Forensic monitors are also required to notify the chief executive officer of the treating agency, the state mental health department and the courts if any reports or hearings fall behind schedule.

“If there’s any red flag now, it goes out to several people,” said Sharp. “With certified mail there can be no question that the court was notified.”

Soon a database will come online that will require forensic monitors to make digital reports.

“It’ll have more checks and balances, meaning that the forensic monitors (will) have to fill in certain fields such as court dates, treatment updates, before they can submit those things,” she said.

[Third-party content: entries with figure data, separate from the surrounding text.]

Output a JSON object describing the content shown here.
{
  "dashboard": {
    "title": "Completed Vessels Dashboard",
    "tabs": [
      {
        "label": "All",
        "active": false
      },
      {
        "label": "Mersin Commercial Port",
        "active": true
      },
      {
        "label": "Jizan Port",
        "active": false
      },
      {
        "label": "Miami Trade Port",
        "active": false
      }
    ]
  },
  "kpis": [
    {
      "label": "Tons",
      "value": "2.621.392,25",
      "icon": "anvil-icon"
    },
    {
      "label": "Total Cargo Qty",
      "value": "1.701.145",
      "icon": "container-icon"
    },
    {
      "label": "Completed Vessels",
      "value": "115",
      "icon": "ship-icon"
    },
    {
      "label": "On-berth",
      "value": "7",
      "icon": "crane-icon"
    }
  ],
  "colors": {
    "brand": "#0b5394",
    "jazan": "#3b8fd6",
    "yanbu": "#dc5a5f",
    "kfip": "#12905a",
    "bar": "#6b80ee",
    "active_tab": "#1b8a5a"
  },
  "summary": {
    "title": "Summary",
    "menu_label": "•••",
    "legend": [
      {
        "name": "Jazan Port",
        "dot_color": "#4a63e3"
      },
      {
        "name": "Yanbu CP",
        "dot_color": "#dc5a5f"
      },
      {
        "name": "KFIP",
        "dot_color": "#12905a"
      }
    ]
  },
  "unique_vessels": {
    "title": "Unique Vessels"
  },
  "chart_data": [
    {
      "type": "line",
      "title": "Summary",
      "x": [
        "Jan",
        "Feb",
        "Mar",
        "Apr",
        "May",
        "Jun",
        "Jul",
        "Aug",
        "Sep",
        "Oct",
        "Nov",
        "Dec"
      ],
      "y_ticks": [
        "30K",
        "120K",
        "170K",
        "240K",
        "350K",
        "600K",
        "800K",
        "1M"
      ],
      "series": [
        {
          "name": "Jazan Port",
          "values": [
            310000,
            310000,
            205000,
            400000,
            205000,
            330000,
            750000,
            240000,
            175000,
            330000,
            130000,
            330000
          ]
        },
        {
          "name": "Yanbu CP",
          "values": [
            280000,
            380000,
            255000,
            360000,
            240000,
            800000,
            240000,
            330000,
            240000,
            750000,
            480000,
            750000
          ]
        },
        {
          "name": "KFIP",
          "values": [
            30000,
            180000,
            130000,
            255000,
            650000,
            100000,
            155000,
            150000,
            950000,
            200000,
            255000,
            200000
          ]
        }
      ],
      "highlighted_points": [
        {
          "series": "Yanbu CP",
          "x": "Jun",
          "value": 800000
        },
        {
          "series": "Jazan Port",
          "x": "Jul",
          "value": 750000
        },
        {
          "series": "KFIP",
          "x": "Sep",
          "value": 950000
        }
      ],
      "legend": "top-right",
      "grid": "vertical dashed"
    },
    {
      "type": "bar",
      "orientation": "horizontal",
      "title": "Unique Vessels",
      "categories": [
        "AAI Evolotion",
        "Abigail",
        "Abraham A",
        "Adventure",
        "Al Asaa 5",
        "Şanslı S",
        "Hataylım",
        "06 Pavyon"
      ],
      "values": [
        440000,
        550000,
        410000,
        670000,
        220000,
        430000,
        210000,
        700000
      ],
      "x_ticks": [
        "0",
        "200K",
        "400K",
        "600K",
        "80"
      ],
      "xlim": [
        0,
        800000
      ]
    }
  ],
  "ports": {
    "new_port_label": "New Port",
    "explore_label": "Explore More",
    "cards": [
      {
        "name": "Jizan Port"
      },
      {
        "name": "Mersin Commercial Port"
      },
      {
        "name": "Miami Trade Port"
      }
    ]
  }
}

The department is interested in a conversation about the possibility of creating a database of people on conditional release and sharing information with law enforcement.

While state and local agencies are taking steps to improve the system, it remains unclear if anything could have prevented the incidents at Enon Beach on New Year’s Day.

“Could we have prevented his girlfriend from giving him a gun?” asked Sharp. “Likely we couldn’t. But we must do our best every day to make sure that people receive the treatment they need and that their safety and the safety of the community is a priority.”

Staff writers Everdeen Mason and Josh Sweigart contributed to this report.